To choose a pump that would meet Northwestern Memorial’s needs, nurses from across the organization were invited to participate in a trial of pumps from two vendors: Cardinal Alaris and Hospira. During the trial, nurses had an opportunity to operate the pumps and examine their individual features. Based on the trial, the majority of our nurses indicated a preference for the Cardinal Alaris PC IV infusion smart pump with Guardrails. The recommendation from the nurses was advanced to our Wood-Prince Family Chief Nurse Executive Michelle Janney by Carol Payson, RN, MSN, NE-BC, Director of Inpatient Surgical Nursing, who was the designated project leader. The cost of project was $7,158,954. A request for project funding was brought to the capital committee for approval where it was championed by Michelle.

One of the key features of the new infusion pumps was Guardrails medication safety software. This technology enables clinical profiles and drug libraries to be created for various nursing specialties such as critical care, medical-surgical, labor and delivery, and neonates. Information about IV medications is stored in the drug libraries and “guards” drugs with alerts to prevent over- or underdosing if a nurse or other designated user incorrectly programs the pump. Pharmacists, nurses and physicians were involved in developing drug libraries for identified specialties.

Susan Eller, RN, BSN, CEN, then staff educator of the Emergency Department, was one of the nurses identified to develop the drug library for critical care. She offered the following reflections on her involvement in the project, “What impressed me most was the level of nursing involvement in the design and implementation of this safety-enhancing device. Nurses were instrumental in designing all of the drug profiles. For example, in the critical care library, Rebecca Wetzel, RN, BSN, CCRN, staff educator, CTICU and I went over each item line by line with the project manager. She listened to our expertise for the drug limits and how we used them in our specific units. She was always willing to modify or add items based on our recommendations and then verify with established resources. Nursing also assisted with the instructional design of the educational program. Having nurses work so integrally with the pharmacists, Cardinal representatives, education representatives, materials management, and others on a project that resulted in safer care for our patients was a very profound and rewarding experience.”
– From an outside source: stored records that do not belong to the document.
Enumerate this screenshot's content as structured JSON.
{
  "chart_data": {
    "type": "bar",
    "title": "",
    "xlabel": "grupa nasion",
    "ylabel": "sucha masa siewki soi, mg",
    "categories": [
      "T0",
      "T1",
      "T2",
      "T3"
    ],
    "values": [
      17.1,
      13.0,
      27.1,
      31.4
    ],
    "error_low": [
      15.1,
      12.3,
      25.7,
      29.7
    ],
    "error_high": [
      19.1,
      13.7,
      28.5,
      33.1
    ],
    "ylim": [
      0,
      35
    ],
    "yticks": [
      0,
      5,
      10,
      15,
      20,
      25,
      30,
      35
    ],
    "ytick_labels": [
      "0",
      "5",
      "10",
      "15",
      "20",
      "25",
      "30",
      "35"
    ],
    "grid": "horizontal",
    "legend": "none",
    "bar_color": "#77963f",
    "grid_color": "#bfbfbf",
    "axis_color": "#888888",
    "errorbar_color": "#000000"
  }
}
Roll out of the pumps hospitalwide, which occurred in June of 2007 required extensive education and training. More than 300 nurses were trained as “super users”, i.e., experts at the unit or department level who could assist their peers by troubleshooting questions or problems with the new technology. In addition, all nurses completed a computer-based training module and received 1.5 hours of hands-on training. Drop-in sessions were also held over a one week period to provide nurses with extra practice, and each unit and department was given a pump to use for practice purposes until the go live date. The cost of the training was $124,245.

Since the roll out, Pharmacy has monitored compliance with the use of Guardrails. Our data indicate that nursing compliance has been consistently above 90%. According to Alaris, the benchmark is typically 70-75%.